Bagi pembaca di Sumatra, kasus ini relevan sebagai pengingat pentingnya kepekaan budaya dalam peliputan keagamaan—termasuk di pesantren-pesantren besar di Aceh, Sumut, Riau, Sumbar, Jambi, Sumsel, Bengkulu, Kepri, Babel, dan Lampung. Konten yang kurang memahami tradisi lokal berisiko memicu kegaduhan, mengganggu proses belajar santri, dan menurunkan kepercayaan publik pada media arus utama.
Sebagai latar, diskursus tentang tawaduk (merendah di hadapan guru) dan khidmah (pengabdian) merupakan praktik yang hidup di banyak pesantren. Penekanan sepihak pada simbol—seperti sarung mahal atau kepemilikan kendaraan—tanpa penjelasan konteks nilai dan ekonomi pesantren memantik tudingan bias. Sejumlah media menilai peristiwa ini sebagai pelajaran bagi industri penyiaran untuk meningkatkan riset praproduksi dan uji sensitivitas editorial ketika mengangkat isu keagamaan.

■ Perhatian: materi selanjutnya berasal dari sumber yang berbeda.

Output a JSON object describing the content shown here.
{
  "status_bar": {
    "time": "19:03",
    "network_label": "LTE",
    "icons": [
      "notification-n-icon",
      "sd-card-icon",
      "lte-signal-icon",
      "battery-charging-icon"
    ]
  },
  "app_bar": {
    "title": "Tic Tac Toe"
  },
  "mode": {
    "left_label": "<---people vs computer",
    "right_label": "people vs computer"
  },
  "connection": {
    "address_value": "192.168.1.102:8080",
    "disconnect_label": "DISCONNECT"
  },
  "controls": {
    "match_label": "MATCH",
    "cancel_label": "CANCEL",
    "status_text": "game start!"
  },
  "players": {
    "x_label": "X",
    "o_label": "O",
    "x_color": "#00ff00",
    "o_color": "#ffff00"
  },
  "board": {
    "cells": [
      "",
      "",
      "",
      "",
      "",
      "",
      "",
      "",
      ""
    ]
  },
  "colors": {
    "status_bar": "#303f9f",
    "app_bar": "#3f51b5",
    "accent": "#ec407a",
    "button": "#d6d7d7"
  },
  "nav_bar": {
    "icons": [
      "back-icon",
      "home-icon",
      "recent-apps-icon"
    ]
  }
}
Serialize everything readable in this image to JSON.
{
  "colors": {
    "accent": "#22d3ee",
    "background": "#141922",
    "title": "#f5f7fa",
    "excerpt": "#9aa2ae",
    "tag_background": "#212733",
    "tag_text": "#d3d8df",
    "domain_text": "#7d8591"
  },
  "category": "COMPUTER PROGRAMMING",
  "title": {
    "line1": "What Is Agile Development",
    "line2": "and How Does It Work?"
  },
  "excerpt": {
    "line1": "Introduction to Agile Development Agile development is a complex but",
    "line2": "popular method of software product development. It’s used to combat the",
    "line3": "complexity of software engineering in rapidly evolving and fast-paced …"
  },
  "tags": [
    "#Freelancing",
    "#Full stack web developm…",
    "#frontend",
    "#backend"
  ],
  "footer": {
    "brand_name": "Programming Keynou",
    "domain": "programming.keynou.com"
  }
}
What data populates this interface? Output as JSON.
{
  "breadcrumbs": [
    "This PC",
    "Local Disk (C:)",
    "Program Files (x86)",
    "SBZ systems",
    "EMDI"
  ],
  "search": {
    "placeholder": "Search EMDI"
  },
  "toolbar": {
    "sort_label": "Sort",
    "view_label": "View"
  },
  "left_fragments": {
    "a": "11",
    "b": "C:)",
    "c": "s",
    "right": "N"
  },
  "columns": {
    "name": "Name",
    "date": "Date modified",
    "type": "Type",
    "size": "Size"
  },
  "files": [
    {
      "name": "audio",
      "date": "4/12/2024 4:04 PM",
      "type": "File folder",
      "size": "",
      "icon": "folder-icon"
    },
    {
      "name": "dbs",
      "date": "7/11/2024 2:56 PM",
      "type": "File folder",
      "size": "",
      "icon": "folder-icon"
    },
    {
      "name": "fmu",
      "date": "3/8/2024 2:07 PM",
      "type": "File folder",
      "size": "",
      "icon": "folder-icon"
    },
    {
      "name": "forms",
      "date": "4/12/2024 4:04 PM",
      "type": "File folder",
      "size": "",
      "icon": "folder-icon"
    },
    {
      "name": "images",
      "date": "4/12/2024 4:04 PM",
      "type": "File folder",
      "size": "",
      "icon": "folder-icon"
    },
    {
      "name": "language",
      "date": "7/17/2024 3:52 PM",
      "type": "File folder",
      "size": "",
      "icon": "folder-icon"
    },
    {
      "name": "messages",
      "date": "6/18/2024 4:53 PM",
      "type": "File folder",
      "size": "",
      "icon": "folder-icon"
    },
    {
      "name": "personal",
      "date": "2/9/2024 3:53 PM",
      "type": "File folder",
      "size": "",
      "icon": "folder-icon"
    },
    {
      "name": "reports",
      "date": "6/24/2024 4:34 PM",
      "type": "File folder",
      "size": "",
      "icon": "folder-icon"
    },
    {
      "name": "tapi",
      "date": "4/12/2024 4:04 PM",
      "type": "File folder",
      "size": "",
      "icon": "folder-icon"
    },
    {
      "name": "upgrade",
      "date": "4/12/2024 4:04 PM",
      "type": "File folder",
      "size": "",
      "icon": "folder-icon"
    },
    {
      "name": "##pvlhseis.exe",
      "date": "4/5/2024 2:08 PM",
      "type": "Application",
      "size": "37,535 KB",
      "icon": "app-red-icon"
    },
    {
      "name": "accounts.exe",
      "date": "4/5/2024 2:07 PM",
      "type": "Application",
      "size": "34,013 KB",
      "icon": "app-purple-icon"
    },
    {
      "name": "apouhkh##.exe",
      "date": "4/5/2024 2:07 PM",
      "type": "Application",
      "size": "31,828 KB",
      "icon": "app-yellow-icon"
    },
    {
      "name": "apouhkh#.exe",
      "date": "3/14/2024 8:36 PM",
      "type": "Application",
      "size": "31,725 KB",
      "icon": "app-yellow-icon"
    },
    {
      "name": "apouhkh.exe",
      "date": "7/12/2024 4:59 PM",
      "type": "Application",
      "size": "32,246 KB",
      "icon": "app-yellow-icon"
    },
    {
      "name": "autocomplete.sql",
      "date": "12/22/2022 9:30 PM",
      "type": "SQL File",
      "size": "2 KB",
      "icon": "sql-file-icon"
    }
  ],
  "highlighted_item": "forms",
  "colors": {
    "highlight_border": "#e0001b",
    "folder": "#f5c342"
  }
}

Langkah berikut: pihak stasiun menyatakan akan melakukan klarifikasi internal dan pertemuan dengan pimpinan Lirboyo. Komunitas santri meminta pedoman tayang yang lebih ketat agar tidak mengulang kejadian serupa. Potensi penanganan oleh otoritas penyiaran disebut-sebut, namun hingga berita ini terbit belum ada pernyataan resmi institusi regulator. Status: [Menunggu verifikasi] untuk proses penanganan regulator dan detail hasil pertemuan stasiun–pesantren.